Se para despistar a diabetes basta uma análise ao sangue, não há nenhum exame analítico, eletrofisiológico ou imagiológico que permita diagnosticar dores de cabeça primárias. “Mas uma história clínica bem feita e um exame neurológico normal permitem-nos fazer o diagnóstico, com uma grande dose de certeza, do tipo de cefaleia primária que o doente tem, seja ela enxaqueca, dor de cabeça tipo tensão (as mais frequentes), ou cefaleia em salvas, esta mais rara (ver caixa).”

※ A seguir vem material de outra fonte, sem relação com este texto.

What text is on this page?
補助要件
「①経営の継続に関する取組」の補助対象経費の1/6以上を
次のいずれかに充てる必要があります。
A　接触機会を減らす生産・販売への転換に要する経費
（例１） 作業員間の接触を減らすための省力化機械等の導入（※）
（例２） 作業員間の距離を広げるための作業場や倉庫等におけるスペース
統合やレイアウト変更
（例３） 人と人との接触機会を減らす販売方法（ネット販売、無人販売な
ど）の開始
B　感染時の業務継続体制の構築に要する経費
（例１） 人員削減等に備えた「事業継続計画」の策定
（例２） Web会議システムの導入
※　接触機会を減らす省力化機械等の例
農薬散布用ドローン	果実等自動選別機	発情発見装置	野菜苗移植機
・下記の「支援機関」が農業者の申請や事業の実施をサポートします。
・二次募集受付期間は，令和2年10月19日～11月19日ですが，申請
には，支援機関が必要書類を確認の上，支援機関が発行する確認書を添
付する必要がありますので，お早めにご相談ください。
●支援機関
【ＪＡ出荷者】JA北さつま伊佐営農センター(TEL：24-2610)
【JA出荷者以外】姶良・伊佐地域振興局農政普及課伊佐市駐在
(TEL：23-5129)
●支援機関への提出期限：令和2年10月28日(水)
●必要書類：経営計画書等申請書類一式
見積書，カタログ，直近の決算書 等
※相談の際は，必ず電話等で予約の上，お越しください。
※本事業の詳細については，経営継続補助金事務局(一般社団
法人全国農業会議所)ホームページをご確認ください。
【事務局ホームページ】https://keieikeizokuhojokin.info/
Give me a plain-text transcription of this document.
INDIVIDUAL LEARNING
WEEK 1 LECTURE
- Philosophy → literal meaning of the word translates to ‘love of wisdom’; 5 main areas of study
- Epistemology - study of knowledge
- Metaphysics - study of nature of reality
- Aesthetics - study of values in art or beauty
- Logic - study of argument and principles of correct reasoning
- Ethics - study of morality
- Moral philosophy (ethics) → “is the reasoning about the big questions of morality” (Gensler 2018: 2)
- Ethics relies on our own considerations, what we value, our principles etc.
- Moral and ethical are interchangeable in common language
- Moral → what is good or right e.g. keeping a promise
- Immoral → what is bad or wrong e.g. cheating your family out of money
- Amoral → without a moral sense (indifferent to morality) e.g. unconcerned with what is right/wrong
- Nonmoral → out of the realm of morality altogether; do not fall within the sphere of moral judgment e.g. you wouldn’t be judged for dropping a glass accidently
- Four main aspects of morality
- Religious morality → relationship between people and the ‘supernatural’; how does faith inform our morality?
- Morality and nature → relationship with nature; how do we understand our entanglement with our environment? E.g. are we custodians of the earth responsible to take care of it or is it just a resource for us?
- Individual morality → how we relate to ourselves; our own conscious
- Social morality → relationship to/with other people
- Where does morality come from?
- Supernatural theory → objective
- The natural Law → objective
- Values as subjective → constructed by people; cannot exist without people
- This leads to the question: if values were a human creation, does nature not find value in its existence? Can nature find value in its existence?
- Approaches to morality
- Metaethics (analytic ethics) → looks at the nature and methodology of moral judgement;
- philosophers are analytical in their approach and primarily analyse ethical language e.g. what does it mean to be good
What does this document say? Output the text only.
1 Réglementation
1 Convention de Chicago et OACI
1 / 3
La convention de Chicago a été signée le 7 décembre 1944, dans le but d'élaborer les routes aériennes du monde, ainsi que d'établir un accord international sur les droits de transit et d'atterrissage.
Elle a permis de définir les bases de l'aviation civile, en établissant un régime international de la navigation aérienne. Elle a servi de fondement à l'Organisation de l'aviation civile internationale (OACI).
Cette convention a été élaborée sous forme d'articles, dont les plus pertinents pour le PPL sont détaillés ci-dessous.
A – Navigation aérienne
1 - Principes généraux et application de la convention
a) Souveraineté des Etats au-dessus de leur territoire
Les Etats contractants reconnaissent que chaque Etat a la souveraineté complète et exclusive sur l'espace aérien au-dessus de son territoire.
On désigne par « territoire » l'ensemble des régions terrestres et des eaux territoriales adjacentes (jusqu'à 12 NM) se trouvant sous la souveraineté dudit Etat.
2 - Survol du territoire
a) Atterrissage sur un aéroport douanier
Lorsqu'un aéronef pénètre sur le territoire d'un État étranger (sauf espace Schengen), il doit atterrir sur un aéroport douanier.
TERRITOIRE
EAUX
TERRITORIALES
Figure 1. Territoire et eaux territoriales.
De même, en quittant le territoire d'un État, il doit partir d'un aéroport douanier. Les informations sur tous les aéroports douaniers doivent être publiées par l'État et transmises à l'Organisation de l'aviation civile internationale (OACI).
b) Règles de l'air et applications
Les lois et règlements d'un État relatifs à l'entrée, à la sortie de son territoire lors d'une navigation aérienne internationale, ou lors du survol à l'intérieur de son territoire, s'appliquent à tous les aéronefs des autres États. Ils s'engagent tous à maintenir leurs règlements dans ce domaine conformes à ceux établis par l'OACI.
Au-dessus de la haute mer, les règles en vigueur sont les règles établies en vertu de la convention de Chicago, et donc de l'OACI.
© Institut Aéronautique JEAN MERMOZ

Quase todos os tipos de dores de cabeça são mais comuns nas mulheres, à exceção da cefaleia tipo salvas. “Os fatores hormonais são um potente estímulo desencadeante de crises”, explica o neurologista. “Grande parte das senhoras tem-nas durante o período fértil da vida. O principal fator para aparecerem é a baixa abrupta dos níveis de estrogénios em circulação, antes e durante a menstruação. Se tomarem a pílula e não fizerem a habitual paragem da toma não têm período. Essa, aliás, é uma das estratégias terapêuticas que usamos com as senhoras que tomam a pílula e têm crises sobretudo durante a menstruação. Depois da menopausa, na maioria dos casos, as crises desaparecem porque deixa de haver essa oscilação.”
O único tipo de dor de cabeça mais comum entre os homens é a cefaleia em salvas, que afeta três em cada mil pessoas. “A sua dor está descrita como sendo uma das dores mais intensas que se podem sentir.” Estudos recentes chamaram a atenção para as alterações que as pessoas que sofrem deste tipo de cefaleia apresentam no hipotálamo, a parte do cérebro que controla o nosso relógio biológico.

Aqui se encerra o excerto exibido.